Ich habe den Eindruck, dass die Kapazität der 12 Volt Batterie so eben reicht, um den Enyaq auf Dauer am Leben zu halten. Sobald was dazwischen kommt gibt es schnell Probleme. Wenn ich schon die verzweifelten Versuche der App Programmierer sehe, die App so zuzunageln, dass sie möglichst nicht das Auto aufweckt. Das stellt man sich, gerade bei einem E-Auto und der heutigen und zukünftigen Digitalisierung irgendwie anders vor.
Ein E-Auto braucht eigentlich nur eine sehr kleine 12V-Batterie....
Diese muss im E-Auto weder einen eventuell sehr kalten Verbrenner-Motor jederzeit sicher starten können, noch ist sie dafür vorgesehen, wie z.b. bei Skodas reinen Verbrennern üblich, eine Art Minimalrekuperation zu gewährleisten noch muss sie nahezu bei jeder Ampel jeweils für kurze Zeit die komplette 12V-Versorgung plus einen zusätzlichen Startvorgang allein übernehmen.

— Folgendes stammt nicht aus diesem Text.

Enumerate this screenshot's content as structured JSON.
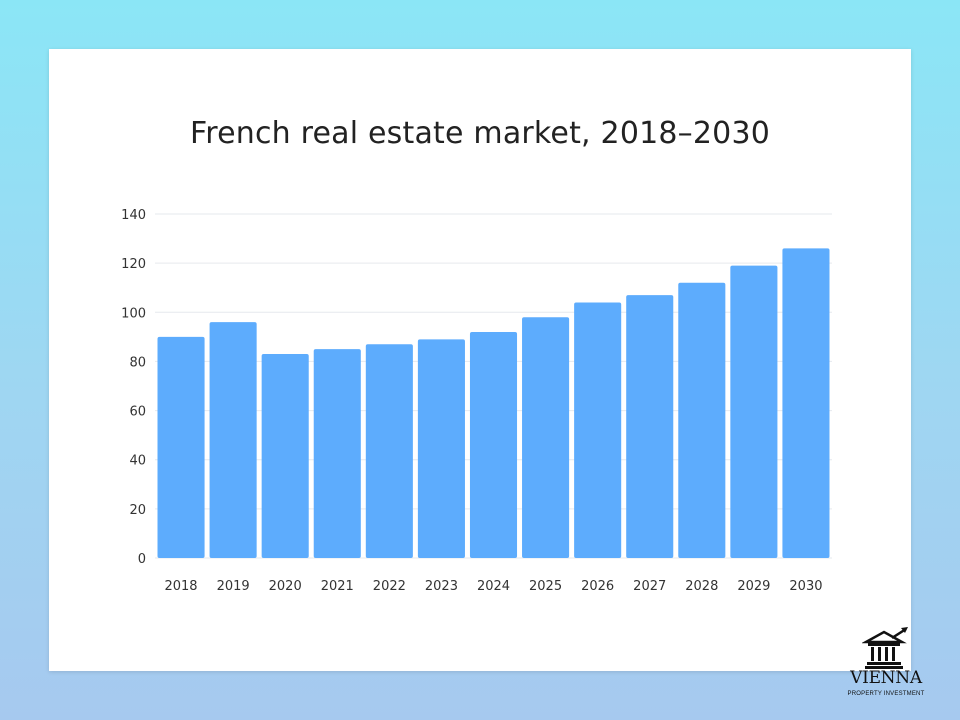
{
  "colors": {
    "bar": "#5dacfd",
    "grid": "#e6e9ee",
    "text": "#222222"
  },
  "chart_data": {
    "type": "bar",
    "title": "French real estate market, 2018–2030",
    "xlabel": "",
    "ylabel": "",
    "categories": [
      "2018",
      "2019",
      "2020",
      "2021",
      "2022",
      "2023",
      "2024",
      "2025",
      "2026",
      "2027",
      "2028",
      "2029",
      "2030"
    ],
    "values": [
      90,
      96,
      83,
      85,
      87,
      89,
      92,
      98,
      104,
      107,
      112,
      119,
      126
    ],
    "ylim": [
      0,
      140
    ],
    "yticks": [
      0,
      20,
      40,
      60,
      80,
      100,
      120,
      140
    ],
    "grid": true,
    "legend": "none"
  },
  "logo": {
    "name": "VIENNA",
    "subtitle": "PROPERTY INVESTMENT",
    "icon": "building-columns-arrow-icon"
  }
}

Sie hat es daher eigentlich deutlich besser, als die 12V-Batterie im reinen Verbrenner:
Das aktuelle Verbrennerauto ermittelt ebenfalls den SOH der 12V-Batterie, kann aber im Gegensatz zum E-Auto, ohne gestarteten Motor, nicht jederzeit selbstständig nachladen.
Beim aktuellen, reinen Verbrenner wird die 12V-Batterie zudem, wegen der Rekuperationsfunktion, nur bis ca 80% geladen.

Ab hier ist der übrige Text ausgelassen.